PROLOGUE
April 2020
Coney Island
Mermaid Avenue.
Two blocks from where my father grew up, five from where my sister had been run down so many years back. And this Bulgarian witch doctor, her ancient hair covered in an old-world black kerchief, her wrinkled face half-hidden behind a glass shield, stands in a mailroom closet of an abandoned post office, now some kind of makeshift healing facility, and offers me a deal that could keep my COVID-positive elderly parents, and my severely asthmatic thirteen-year-old son off the ever-expanding list of virus mortalities.
No doubt, it’s a savage deal that would make the devil cringe on a good day, and this is about as bad of a day as they come, but what choice do I have? I can stand idly watching as the burning virus creeps deeper into my child’s lungs. I can sit passively as our pediatrician shares a detailed explanation of how the disease may well critically destabilize our son’s already compromised respiratory system.
I’m not going to do that.
I have the deepest respect for science and Dr. Fauci, but the scientific community has no great news to share. No exit. No hope. No cure. Just ventilators to die under and daily statistics of new hospitalizations and deaths.
Mermaid Avenue is eerie. Silent. The check cashing store with the fully barred windows next door is closed, as is the triple-locked Our Lady of Solace church across the way. But there is plenty of action going on here behind the curtains of the postal counter windows. Through the curtains, one can make out the large barrels 1 filled with fiery concoctions being mixed in the distance. There’s an urgency in the rising steam, and in the silhouettes of workers rushing this way and that; a dissonant melody of voices calling and responding.

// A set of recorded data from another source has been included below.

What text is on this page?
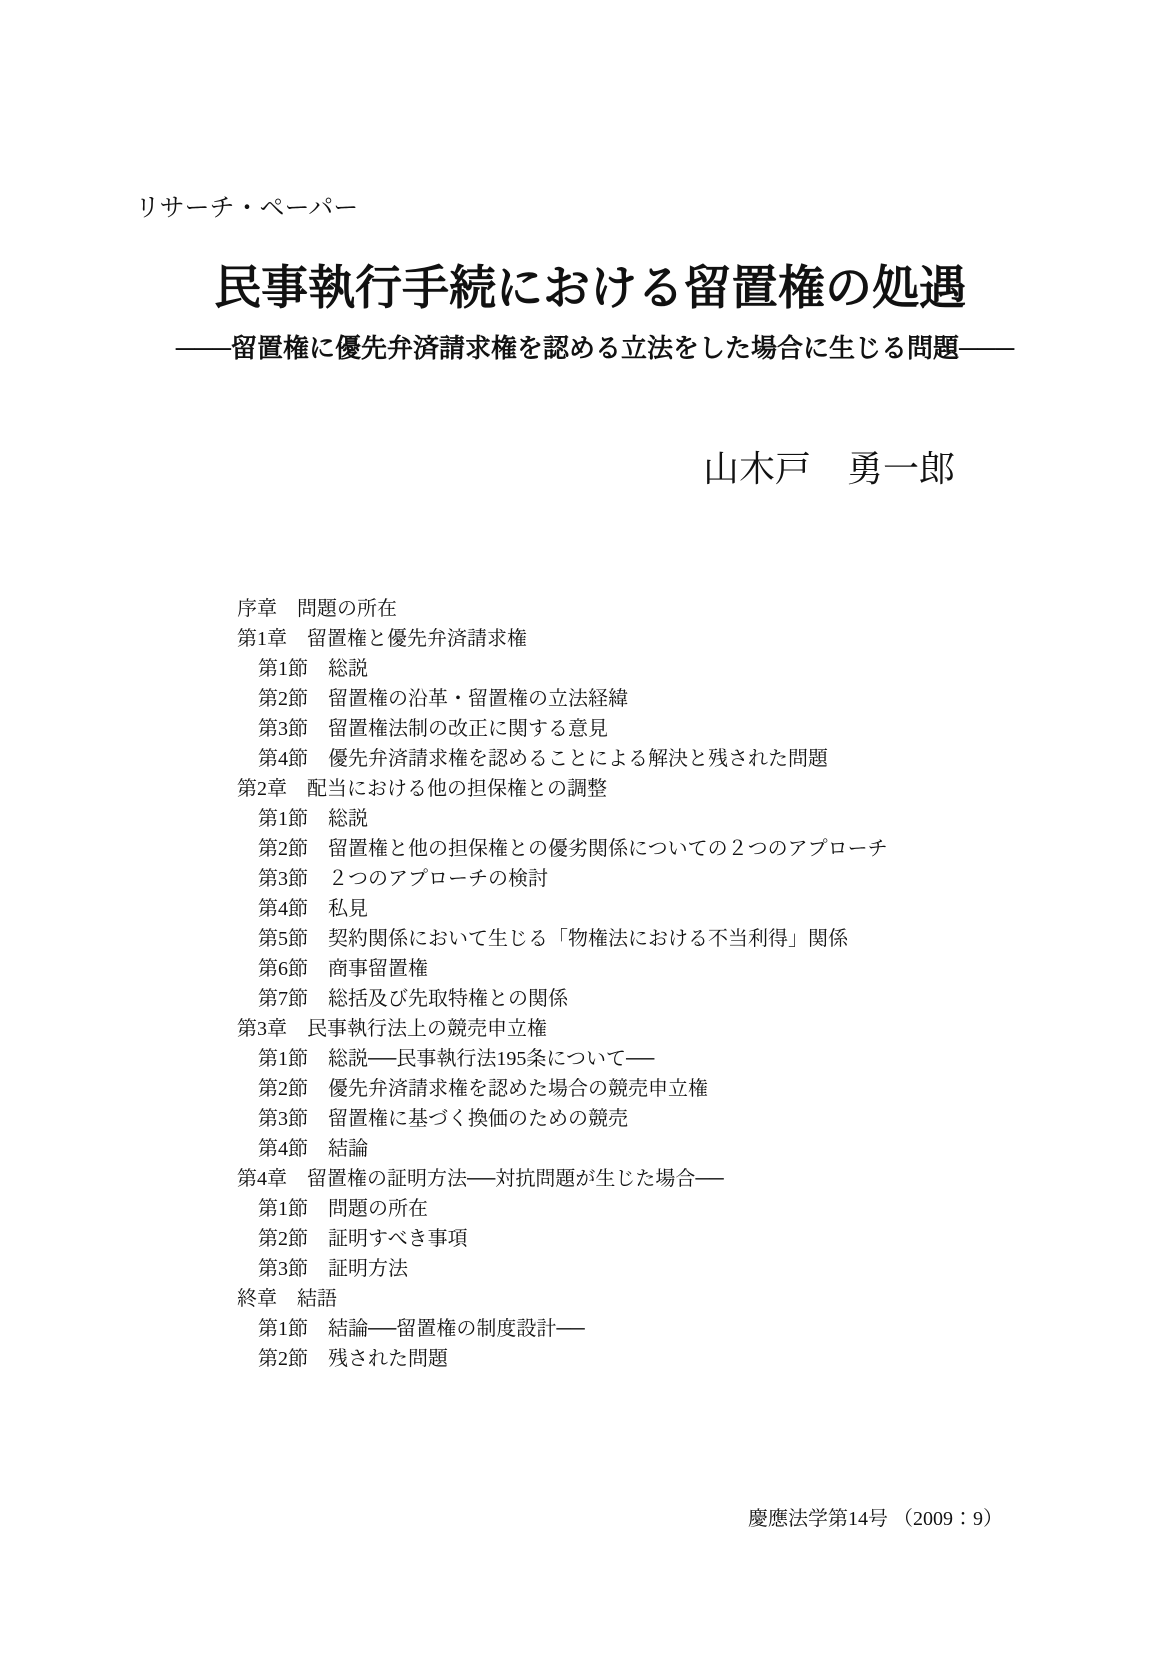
リサーチ・ペーパー
民事執行手続における留置権の処遇
───留置権に優先弁済請求権を認める立法をした場合に生じる問題───
山木戸　勇一郎
序章　問題の所在
第1章　留置権と優先弁済請求権
第1節　総説
第2節　留置権の沿革・留置権の立法経緯
第3節　留置権法制の改正に関する意見
第4節　優先弁済請求権を認めることによる解決と残された問題
第2章　配当における他の担保権との調整
第1節　総説
第2節　留置権と他の担保権との優劣関係についての２つのアプローチ
第3節　２つのアプローチの検討
第4節　私見
第5節　契約関係において生じる「物権法における不当利得」関係
第6節　商事留置権
第7節　総括及び先取特権との関係
第3章　民事執行法上の競売申立権
第1節　総説──民事執行法195条について──
第2節　優先弁済請求権を認めた場合の競売申立権
第3節　留置権に基づく換価のための競売
第4節　結論
第4章　留置権の証明方法──対抗問題が生じた場合──
第1節　問題の所在
第2節　証明すべき事項
第3節　証明方法
終章　結語
第1節　結論──留置権の制度設計──
第2節　残された問題
慶應法学第14号 （2009：9）
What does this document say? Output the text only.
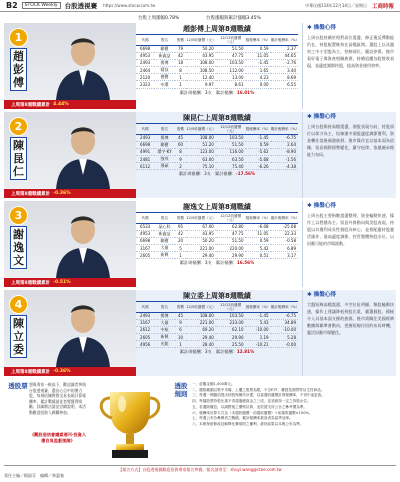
B2	STOCK Weekly	台股透視賽 https://www.stocw.com.tw	中華民國114年12月14日／星期日 工商時報
台股上周漲幅0.78%	台股漲幅與累計漲幅3.45%
1
趙
彭
傅
上周第8週戰績累計 4.44%
趙彭傅上周第8週戰績
代碼	股名	股數	12/5收盤價（元）	12/12收盤價（元）	週報酬率（%）	累計報酬率（%）
6698	聯寶	79	50.20	51.50	0.59	2.37
4953	新鑫益	42	43.95	47.75	11.05	44.65
2493	揚博	18	108.00	103.50	-1.45	-2.76
2464	精技	8	108.50	112.00	1.65	3.40
2120	德寶	1	12.40	13.00	4.23	8.69
2323	中環	1	9.97	8.61	0.00	6.55
累計周報酬：3支　累計報酬：16.01%
✱ 操盤心得
上周台股持續於相對高位震盪，修正後反彈動能仍在，持股配置維持在高檔區間。選股上以具題材之中小型股為主，控制部位，嚴設停損，後市看好電子與資產相關族群，持續追蹤各股營收表現，並適度調節持股，提高資金運用效率。
2
陳
昆
仁
上周第8週戰績累計 -0.36%
陳昆仁上周第8週戰績
代碼	股名	股數	12/5收盤價（元）	12/12收盤價（元）	週報酬率（%）	累計報酬率（%）
2493	揚博	45	108.00	103.50	-1.45	-6.75
6698	聯寶	60	51.20	51.50	0.59	2.64
4991	環宇-KY	8	123.00	116.00	-5.62	-8.90
2481	強茂	9	63.00	63.50	-5.68	-1.56
6112	聚碩	2	75.10	75.40	-6.26	-4.38
累計周報酬：3支　累計報酬：-17.56%
✱ 操盤心得
上周台股維持高檔震盪，個股表現分歧，持股部位以保守為主，短線漲多個股適度調節獲利，資金轉往落後補漲族群。後市操作宜以基本面為依據，留意國際情勢變化，嚴守紀律，依風險承擔能力布局。
3
謝
逸
文
上周第8週戰績累計 -0.51%
謝逸文上周第8週戰績
代碼	股名	股數	12/5收盤價（元）	12/12收盤價（元）	週報酬率（%）	累計報酬率（%）
6533	晶心科	95	67.00	62.80	-6.08	-25.08
4953	新鑫益	42	43.95	47.75	11.05	22.33
6698	聯寶	20	50.20	51.50	0.59	-0.58
3167	大量	5	221.00	220.00	5.42	6.89
2605	新興	1	29.40	29.90	0.51	3.17
累計周報酬：3支　累計報酬：16.56%
✱ 操盤心得
上周台股主要指數震盪整理，資金輪動快速，操作上以穩健為主。留意外資動向與美股表現，持股以具獲利成長性個股為核心，並搭配題材股靈活操作，逢高適度調節，控管整體持股水位，以因應可能的市場波動。
4
陳
立
委
上周第8週戰績累計 -0.36%
陳立委上周第8週戰績
代碼	股名	股數	12/5收盤價（元）	12/12收盤價（元）	週報酬率（%）	累計報酬率（%）
2493	揚博	45	108.00	103.50	-1.45	-6.75
3167	大量	9	221.00	233.00	5.43	34.89
2612	中航	6	69.20	62.10	-10.00	-10.00
2605	新興	10	29.40	29.90	1.19	5.28
4956	光鋐	1	28.40	25.50	-10.21	-0.00
累計周報酬：3支　累計報酬：12.81%
✱ 操盤心得
大盤短線高檔震盪，多空拉扯明顯，類股輪動快速，操作上建議降低持股比重，嚴選個股，積極介入具基本面支撐的族群。後市需關注美國經濟數據與聯準會動向，把握短線拉回的布局時機，靈活因應市場變化。
透股票 想與專家一較高下，歡迎讀者參與台股透視賽，選出心目中的潛力股，每週依據實際交易表現計算報酬率，累計戰績最佳者將獲得獎勵。詳細辦法請見官網說明，本活動歡迎投資人踴躍參加。
《觀股造信會議當週刊·投資人應自負盈虧風險》
透股規則
一、虛擬金額1,000萬元。
二、選股範圍以集中市場、上櫃之股票為限，不含ETF、權證及期貨等衍生性商品。
三、每週一開盤前提出持股與操作計畫，以當週收盤價計算報酬率，不得中途更改。
四、每檔股票持股比重不得超過總資金之三成，並須維持一定之持股水位。
五、若遇除權息，以調整後之價格計算，並依證交所公告之參考價為準。
六、報酬率計算方式為（本週收盤價－前週收盤價）÷前週收盤價×100%。
七、每週公布各參賽者之戰績，累計報酬率最高者為當季冠軍。
八、本報保留修改及解釋比賽規則之權利，最終結果以本報公布為準。
【報名方式】台股透視賽歡迎投資專家報名參賽，報名請寄至：shuyi.wang@ctee.com.tw
責任主編／楊淑芬　編輯／林惠蓁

Lelya Dorche and I maintain a good social distance and seal the deal with a mutual nodding, both understanding that if my wife Ivana were not Bulgarian (with lots of contacts back home), I would not have been given the time of day. Not here. “We’re a local operation,” she’d explained earlier in rhyme. “If your zip code’s not 11224, you’re not getting in the door.”
We don’t even live in Brooklyn.
As for my part of the bargain, I’ll need to find a way to breach the unheard of. Lelya Dorche’s demand seems impossible, at least on the surface.
We stand a good ten feet apart, she staring at me skeptically through her face shield, and I giving her my affirmation in the form of a full-on nod. This is life versus death. I will deliver.